WICHITA, Kan. — When crude prices were high, Kansas oilman Robert Murdock made plans to drill 20 new wells next year. Not anymore.
Murdock, president of Hutchinson-based Osage Resources, said that when oil prices dipped below $60 a barrel this month, "it changes your thinking as far as putting money into the ground." So far, he's scaled down his drilling plans for new wells at least by half.
"If prices continue to decrease, we may not drill any next year," Murdock said. It costs between $2 million and $3 million to drill a horizontal well a mile deep with a lateral of a mile, he said.

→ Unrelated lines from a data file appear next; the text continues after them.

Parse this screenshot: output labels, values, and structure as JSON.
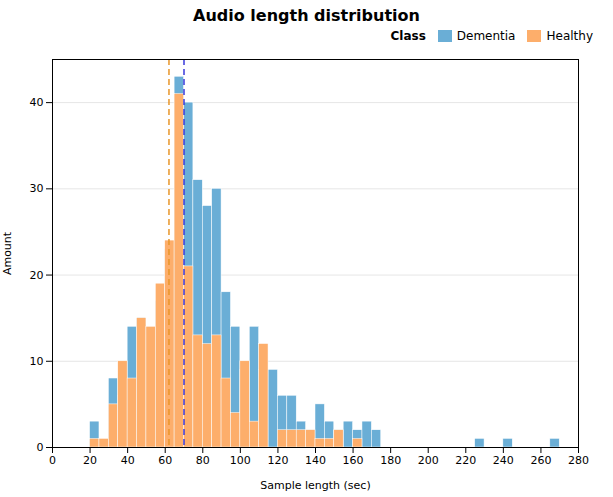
{
  "chart_data": {
    "type": "histogram",
    "title": "Audio length distribution",
    "xlabel": "Sample length (sec)",
    "ylabel": "Amount",
    "legend_title": "Class",
    "legend": "upper right",
    "grid": "y",
    "xlim": [
      0,
      280
    ],
    "ylim": [
      0,
      45
    ],
    "xticks": [
      0,
      20,
      40,
      60,
      80,
      100,
      120,
      140,
      160,
      180,
      200,
      220,
      240,
      260,
      280
    ],
    "yticks": [
      0,
      10,
      20,
      30,
      40
    ],
    "series": [
      {
        "name": "Dementia",
        "color": "#6aaed6",
        "bins": [
          15,
          20,
          25,
          30,
          35,
          40,
          45,
          50,
          55,
          60,
          65,
          70,
          75,
          80,
          85,
          90,
          95,
          100,
          105,
          110,
          115,
          120,
          125,
          130,
          135,
          140,
          145,
          150,
          155,
          160,
          165,
          170,
          175,
          180,
          185,
          190,
          195,
          200,
          205,
          210,
          215,
          220,
          225,
          230,
          235,
          240,
          245,
          250,
          255,
          260,
          265,
          270,
          275,
          280
        ],
        "values": [
          0,
          3,
          0,
          8,
          6,
          14,
          15,
          13,
          17,
          23,
          43,
          40,
          31,
          28,
          30,
          18,
          14,
          9,
          14,
          9,
          9,
          6,
          6,
          3,
          2,
          5,
          3,
          2,
          3,
          2,
          3,
          2,
          0,
          0,
          0,
          0,
          0,
          0,
          0,
          0,
          0,
          0,
          1,
          0,
          0,
          1,
          0,
          0,
          0,
          0,
          1,
          0,
          0
        ]
      },
      {
        "name": "Healthy",
        "color": "#fdae6b",
        "bins": [
          15,
          20,
          25,
          30,
          35,
          40,
          45,
          50,
          55,
          60,
          65,
          70,
          75,
          80,
          85,
          90,
          95,
          100,
          105,
          110,
          115,
          120,
          125,
          130,
          135,
          140,
          145,
          150,
          155,
          160,
          165,
          170
        ],
        "values": [
          0,
          1,
          1,
          5,
          10,
          8,
          15,
          14,
          19,
          24,
          41,
          21,
          13,
          12,
          13,
          8,
          4,
          10,
          3,
          12,
          0,
          2,
          2,
          2,
          2,
          1,
          1,
          2,
          0,
          1,
          0
        ]
      }
    ],
    "vlines": [
      {
        "x": 62,
        "color": "#e8962a"
      },
      {
        "x": 70,
        "color": "#3a3adb"
      }
    ]
  }
}
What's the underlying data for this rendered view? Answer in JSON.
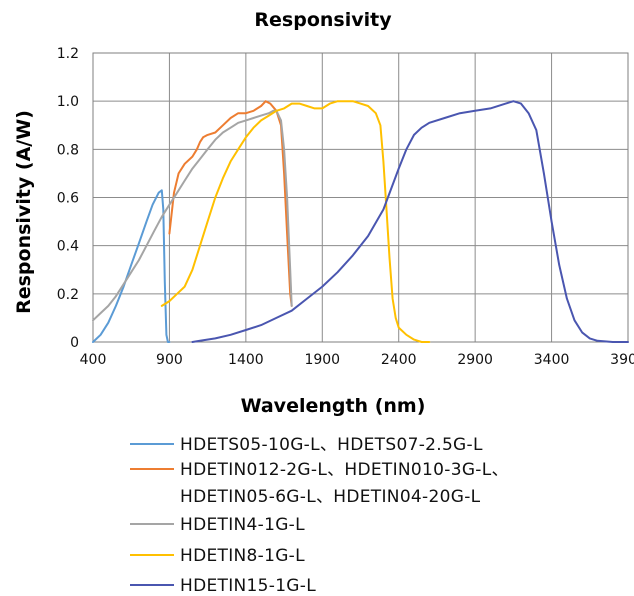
{
  "chart_data": {
    "type": "line",
    "title": "Responsivity",
    "xlabel": "Wavelength (nm)",
    "ylabel": "Responsivity (A/W)",
    "xlim": [
      400,
      3900
    ],
    "ylim": [
      0,
      1.2
    ],
    "x_ticks": [
      400,
      900,
      1400,
      1900,
      2400,
      2900,
      3400,
      3900
    ],
    "y_ticks": [
      0,
      0.2,
      0.4,
      0.6,
      0.8,
      1.0,
      1.2
    ],
    "y_tick_labels": [
      "0",
      "0.2",
      "0.4",
      "0.6",
      "0.8",
      "1.0",
      "1.2"
    ],
    "grid": true,
    "legend_position": "bottom",
    "series": [
      {
        "name": "HDETS05-10G-L、HDETS07-2.5G-L",
        "color": "#5b9bd5",
        "x": [
          400,
          450,
          500,
          550,
          600,
          650,
          700,
          750,
          790,
          830,
          850,
          860,
          870,
          880,
          890,
          900
        ],
        "y": [
          0.0,
          0.03,
          0.08,
          0.15,
          0.23,
          0.32,
          0.41,
          0.5,
          0.57,
          0.62,
          0.63,
          0.55,
          0.25,
          0.03,
          0.0,
          0.0
        ]
      },
      {
        "name": "HDETIN012-2G-L、HDETIN010-3G-L、",
        "color": "#ed7d31",
        "x": [
          900,
          930,
          960,
          1000,
          1050,
          1080,
          1100,
          1120,
          1150,
          1200,
          1250,
          1300,
          1350,
          1400,
          1450,
          1500,
          1530,
          1560,
          1600,
          1630,
          1650,
          1670,
          1690,
          1700
        ],
        "y": [
          0.45,
          0.62,
          0.7,
          0.74,
          0.77,
          0.8,
          0.83,
          0.85,
          0.86,
          0.87,
          0.9,
          0.93,
          0.95,
          0.95,
          0.96,
          0.98,
          1.0,
          0.99,
          0.96,
          0.9,
          0.7,
          0.45,
          0.2,
          0.15
        ]
      },
      {
        "name": "HDETIN4-1G-L",
        "color": "#a5a5a5",
        "x": [
          400,
          450,
          500,
          550,
          600,
          650,
          700,
          750,
          800,
          850,
          900,
          950,
          1000,
          1050,
          1100,
          1150,
          1200,
          1250,
          1300,
          1350,
          1400,
          1450,
          1500,
          1550,
          1580,
          1600,
          1630,
          1650,
          1670,
          1690,
          1700
        ],
        "y": [
          0.09,
          0.12,
          0.15,
          0.19,
          0.24,
          0.29,
          0.34,
          0.4,
          0.46,
          0.52,
          0.57,
          0.62,
          0.67,
          0.72,
          0.76,
          0.8,
          0.84,
          0.87,
          0.89,
          0.91,
          0.92,
          0.93,
          0.94,
          0.95,
          0.96,
          0.96,
          0.92,
          0.8,
          0.6,
          0.3,
          0.15
        ]
      },
      {
        "name": "HDETIN8-1G-L",
        "color": "#ffc000",
        "x": [
          850,
          900,
          950,
          1000,
          1050,
          1100,
          1150,
          1200,
          1250,
          1300,
          1350,
          1400,
          1450,
          1500,
          1550,
          1600,
          1650,
          1700,
          1750,
          1800,
          1850,
          1900,
          1950,
          2000,
          2050,
          2100,
          2150,
          2200,
          2250,
          2280,
          2300,
          2320,
          2340,
          2360,
          2380,
          2400,
          2450,
          2500,
          2550,
          2600
        ],
        "y": [
          0.15,
          0.17,
          0.2,
          0.23,
          0.3,
          0.4,
          0.5,
          0.6,
          0.68,
          0.75,
          0.8,
          0.85,
          0.89,
          0.92,
          0.94,
          0.96,
          0.97,
          0.99,
          0.99,
          0.98,
          0.97,
          0.97,
          0.99,
          1.0,
          1.0,
          1.0,
          0.99,
          0.98,
          0.95,
          0.9,
          0.75,
          0.55,
          0.35,
          0.18,
          0.1,
          0.06,
          0.03,
          0.01,
          0.0,
          0.0
        ]
      },
      {
        "name": "HDETIN15-1G-L",
        "color": "#4a56b0",
        "x": [
          1050,
          1100,
          1200,
          1300,
          1400,
          1500,
          1600,
          1700,
          1800,
          1900,
          2000,
          2100,
          2200,
          2300,
          2400,
          2450,
          2500,
          2550,
          2600,
          2700,
          2800,
          2900,
          3000,
          3100,
          3150,
          3200,
          3250,
          3300,
          3350,
          3400,
          3450,
          3500,
          3550,
          3600,
          3650,
          3700,
          3800,
          3900
        ],
        "y": [
          0.0,
          0.005,
          0.015,
          0.03,
          0.05,
          0.07,
          0.1,
          0.13,
          0.18,
          0.23,
          0.29,
          0.36,
          0.44,
          0.55,
          0.72,
          0.8,
          0.86,
          0.89,
          0.91,
          0.93,
          0.95,
          0.96,
          0.97,
          0.99,
          1.0,
          0.99,
          0.95,
          0.88,
          0.7,
          0.5,
          0.32,
          0.18,
          0.09,
          0.04,
          0.015,
          0.005,
          0.0,
          0.0
        ]
      }
    ],
    "legend_entries": [
      {
        "label": "HDETS05-10G-L、HDETS07-2.5G-L",
        "color": "#5b9bd5"
      },
      {
        "label": "HDETIN012-2G-L、HDETIN010-3G-L、",
        "color": "#ed7d31"
      },
      {
        "label": "HDETIN05-6G-L、HDETIN04-20G-L",
        "color": ""
      },
      {
        "label": "HDETIN4-1G-L",
        "color": "#a5a5a5"
      },
      {
        "label": "HDETIN8-1G-L",
        "color": "#ffc000"
      },
      {
        "label": "HDETIN15-1G-L",
        "color": "#4a56b0"
      }
    ]
  }
}
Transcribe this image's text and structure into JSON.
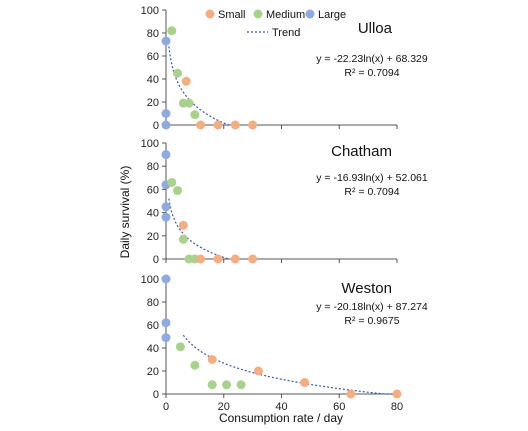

Plunging crude prices are hitting oil producers especially hard in places like Kansas, where the industry is dominated by smaller, independent operators who depend more heavily on the cash flow from producing wells to pay for drilling new ones.
The growth in new drilling across the country will almost certainly slow, analysts say, as drillers avoid rock that is either not very well understood or known to be not very prolific. When oil prices are high, that drilling can be profitable, but at low prices that drilling is either too risky or unprofitable. That is particularly true in Kansas, where the vast majority of oil wells are stripper wells — typically low-producing wells that yield about 10 barrels or less per day.
Most of the big oil firms that rushed into Kansas in 2011 and 2012 to drill horizontal wells from the same the Mississippian Lime formation that had spawned an oil boom in neighboring Oklahoma had already left last year after exploratory drilling proved disappointing. The state's remaining independents, with their lower operating costs and lower-producing wells, still flourished when crude prices were high.
But if oil prices remain low, those smaller independents are expected to sharply curtail new operations.
"It is causing many companies to re-evaluate many drilling plans," said Ed Cross, executive director of the Kansas Independent Oil and Gas Association.